In 1997, John Stanchak, an editor at Cowles Enthusiast Media (now part of Primedia), realized his vision of “a publication that contained the best, most up-to-date scholarship on the [Civil] war, but was edited with the amateur historian in mind,” with the publication of Columbiad: A Quarterly Review of the War between the States. In the four years the journal was published, it strived to lessen the rift between the scholarly world of professional historians and the “popular” history with which the general reader is more familiar. Now, a selection of the essays that best represent the successful balance between “serious scholarship” and a narrative reading style preferred by the educated layman has been collected in The Ongoing Civil War.

The nine essays, written by such distinguished scholars as John Marszalek, Albert Castel, Archer Jones, Mark Snell, Noah Trudeau, and others, provide deeper insight into the war, introduce the general reader to unsung heroes, and correct some popular misrepresentations of history.

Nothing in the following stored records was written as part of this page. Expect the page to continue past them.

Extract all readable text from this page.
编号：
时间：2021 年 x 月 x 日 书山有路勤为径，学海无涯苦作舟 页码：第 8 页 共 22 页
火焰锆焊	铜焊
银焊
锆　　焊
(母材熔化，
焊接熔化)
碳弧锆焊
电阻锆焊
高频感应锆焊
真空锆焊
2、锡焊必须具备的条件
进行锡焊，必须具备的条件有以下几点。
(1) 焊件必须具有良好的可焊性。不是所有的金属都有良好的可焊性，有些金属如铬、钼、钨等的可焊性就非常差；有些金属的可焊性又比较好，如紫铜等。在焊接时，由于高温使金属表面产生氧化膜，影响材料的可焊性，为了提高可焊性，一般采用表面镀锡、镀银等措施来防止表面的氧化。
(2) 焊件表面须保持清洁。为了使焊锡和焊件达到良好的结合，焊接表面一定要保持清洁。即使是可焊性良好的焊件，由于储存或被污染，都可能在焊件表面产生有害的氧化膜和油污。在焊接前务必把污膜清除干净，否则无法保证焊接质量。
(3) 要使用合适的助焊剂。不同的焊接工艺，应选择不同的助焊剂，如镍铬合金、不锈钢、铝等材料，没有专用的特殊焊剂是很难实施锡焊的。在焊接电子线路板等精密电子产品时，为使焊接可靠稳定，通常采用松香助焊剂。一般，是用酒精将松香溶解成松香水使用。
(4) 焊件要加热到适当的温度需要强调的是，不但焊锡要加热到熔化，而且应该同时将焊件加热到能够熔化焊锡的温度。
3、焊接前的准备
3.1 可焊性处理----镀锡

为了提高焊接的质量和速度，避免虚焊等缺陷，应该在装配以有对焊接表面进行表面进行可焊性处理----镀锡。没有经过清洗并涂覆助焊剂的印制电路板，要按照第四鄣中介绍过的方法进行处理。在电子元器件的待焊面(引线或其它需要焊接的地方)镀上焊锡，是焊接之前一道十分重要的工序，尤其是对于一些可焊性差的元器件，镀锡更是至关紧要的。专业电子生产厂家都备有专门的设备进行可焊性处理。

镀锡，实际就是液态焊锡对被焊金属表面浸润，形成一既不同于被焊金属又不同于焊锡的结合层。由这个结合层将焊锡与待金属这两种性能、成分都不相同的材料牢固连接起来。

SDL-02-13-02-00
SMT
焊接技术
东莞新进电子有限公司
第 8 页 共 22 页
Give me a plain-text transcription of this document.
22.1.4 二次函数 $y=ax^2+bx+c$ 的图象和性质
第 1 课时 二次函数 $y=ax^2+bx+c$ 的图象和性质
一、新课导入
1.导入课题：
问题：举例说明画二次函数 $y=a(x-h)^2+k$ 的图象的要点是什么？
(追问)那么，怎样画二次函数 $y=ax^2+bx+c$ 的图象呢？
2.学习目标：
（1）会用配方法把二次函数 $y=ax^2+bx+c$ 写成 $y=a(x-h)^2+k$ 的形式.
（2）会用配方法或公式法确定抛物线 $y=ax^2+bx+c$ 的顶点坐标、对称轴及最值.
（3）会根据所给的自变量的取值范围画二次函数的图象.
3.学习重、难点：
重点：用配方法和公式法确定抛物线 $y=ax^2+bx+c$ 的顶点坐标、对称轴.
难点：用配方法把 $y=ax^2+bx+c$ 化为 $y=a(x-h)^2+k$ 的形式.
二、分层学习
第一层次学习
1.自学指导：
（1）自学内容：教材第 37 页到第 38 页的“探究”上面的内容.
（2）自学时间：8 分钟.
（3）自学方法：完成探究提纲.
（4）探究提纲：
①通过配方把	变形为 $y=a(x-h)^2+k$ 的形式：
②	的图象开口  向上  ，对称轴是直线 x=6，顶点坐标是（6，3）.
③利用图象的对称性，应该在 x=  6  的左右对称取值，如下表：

They cover a range of topics as diverse as conflict among commanders, the supply runs vital to the Union victory at Gettysburg, the network of scouts and spies used by Robert E. Lee, and the painstaking process of organizing and publishing the Official Records. The synergy of sophisticated research combined with a compelling narrative style makes The Ongoing Civil War an enjoyable, informative work suitable for scholars and the general reader alike.